El drama nació y creció a partir de un conflicto de actitudes, pues al Ojo no le importaba mucho el pasado, la nostalgia, los hijos, la mujer de los primeros días, las cosas, los escritos, los libros que hasta entonces habían anegado la vida del Ramón. Tampoco le importaban mucho los ritmos, los gustos, las pulsiones, las metas de esa nueva mujer, porque sólo aspiraba a que todos siguieran su ritmo, sus gustos, sus pulsiones y metas, como una comparsa alegre y ruidosa pero desprovista de libre albedrío. Mientras el Ojo se zambullía en la multitud, el Ramón era el escenario de una dramática confusión de sentimientos, unos de nostalgia y culpa por su pasado perdido y otros de un amor naciente, de una relación nueva, de una construcción que él quería larga y venturosa. El drama es que esta nueva mujer se había enamorado del Ojo, aunque la turbaran sus excesos y su ritmo endiablado, mientras que apenas sentía una tibia ternura por el Ramón.
Es justo reconocer que en toda esa época el Ojo asumió los gastos de la casa, mientras el Ramón cumplía sus deberes de padre abnegado y esposo ejemplar en los pequeños espacios que le dejaba el Ojo. Pero la cosa no era tan sencilla, porque si bien el Ojo era el responsable de la columna diaria, del célebre “ch’akigrama” y de la revista “Viernes de Soltero”, que marcó época entre los militantes de la buena vida, en los hechos el redactor y diagramador era el atribulado Ramón, en los pequeños espacios que le dejaba la vida llena de compromisos del Ojo.
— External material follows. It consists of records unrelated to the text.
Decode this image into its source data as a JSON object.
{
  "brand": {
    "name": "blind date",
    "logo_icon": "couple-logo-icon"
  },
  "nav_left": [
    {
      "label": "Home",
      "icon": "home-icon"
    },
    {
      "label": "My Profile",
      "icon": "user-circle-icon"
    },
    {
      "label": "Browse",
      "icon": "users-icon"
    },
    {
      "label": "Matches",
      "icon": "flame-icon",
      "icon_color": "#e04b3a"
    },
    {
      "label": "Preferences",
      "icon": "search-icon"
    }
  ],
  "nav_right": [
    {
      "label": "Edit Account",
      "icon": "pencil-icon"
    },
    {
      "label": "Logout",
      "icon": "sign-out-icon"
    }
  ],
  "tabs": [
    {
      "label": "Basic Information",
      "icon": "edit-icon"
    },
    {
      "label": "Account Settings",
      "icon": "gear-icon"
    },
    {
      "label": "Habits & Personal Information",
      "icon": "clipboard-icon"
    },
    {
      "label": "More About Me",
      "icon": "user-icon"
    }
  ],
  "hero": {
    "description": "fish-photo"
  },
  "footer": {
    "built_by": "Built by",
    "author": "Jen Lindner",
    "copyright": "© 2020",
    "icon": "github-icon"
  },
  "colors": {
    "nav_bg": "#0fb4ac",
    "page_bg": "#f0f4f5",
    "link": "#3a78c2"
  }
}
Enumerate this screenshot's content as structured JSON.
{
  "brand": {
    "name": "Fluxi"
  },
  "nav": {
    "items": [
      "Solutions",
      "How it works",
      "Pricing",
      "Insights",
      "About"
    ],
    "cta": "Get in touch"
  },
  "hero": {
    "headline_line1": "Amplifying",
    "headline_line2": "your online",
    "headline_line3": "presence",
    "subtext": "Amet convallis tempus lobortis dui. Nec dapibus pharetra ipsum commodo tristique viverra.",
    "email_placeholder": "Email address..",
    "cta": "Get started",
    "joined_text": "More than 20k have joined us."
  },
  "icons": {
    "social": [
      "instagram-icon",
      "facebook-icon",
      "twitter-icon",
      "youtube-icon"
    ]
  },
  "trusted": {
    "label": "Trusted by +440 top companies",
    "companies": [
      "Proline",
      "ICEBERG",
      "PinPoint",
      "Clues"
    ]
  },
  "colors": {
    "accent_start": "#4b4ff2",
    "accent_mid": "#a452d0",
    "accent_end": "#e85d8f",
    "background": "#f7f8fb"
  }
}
De esa época data un texto patético que escribió sin duda el Ramón (pues el Ojo ni leía ni escribía, solamente vivía), que dice lo siguiente: “Acabo de comprobar con amargura que este canallita del Ojo de Vidrio no sólo se aprovecha de mi oscuro trabajo de redactor secreto de sus textos, sino que me lleva a gozar de la vida y espera que me duerma para volver solito a la casa y cumplir los deberes de abnegado esposo y padre ejemplar que sólo a mí me corresponden”. Cómo estaría de afligido el Ramón que llegó a escribir ese párrafo francamente esquizoide. Años después encontré un texto similar escrito por Simón Rodríguez, el maestro del Libertador: “Sírvase devolverme mi mujer porque yo también la necesito para los usos a que Ud. la tiene destinada”.
Hoy que escribo estas desmemorias, me he levantado muy temprano mientras el Ojo sigue durmiendo la mona, pues anoche festejó al Señor de Compadres y no se repondrá sino hasta la hora de almuerzo. Hace rato que he vuelto a mi recogimiento, casi no salgo y escribo todo el tiempo con la cara vuelta a la pared. Pero los excesos del Ojo me agotan, me quitan todas mis energías, repitiendo hasta el asco la increíble y triste historia del Dr. Jekyll y Mr. Hyde.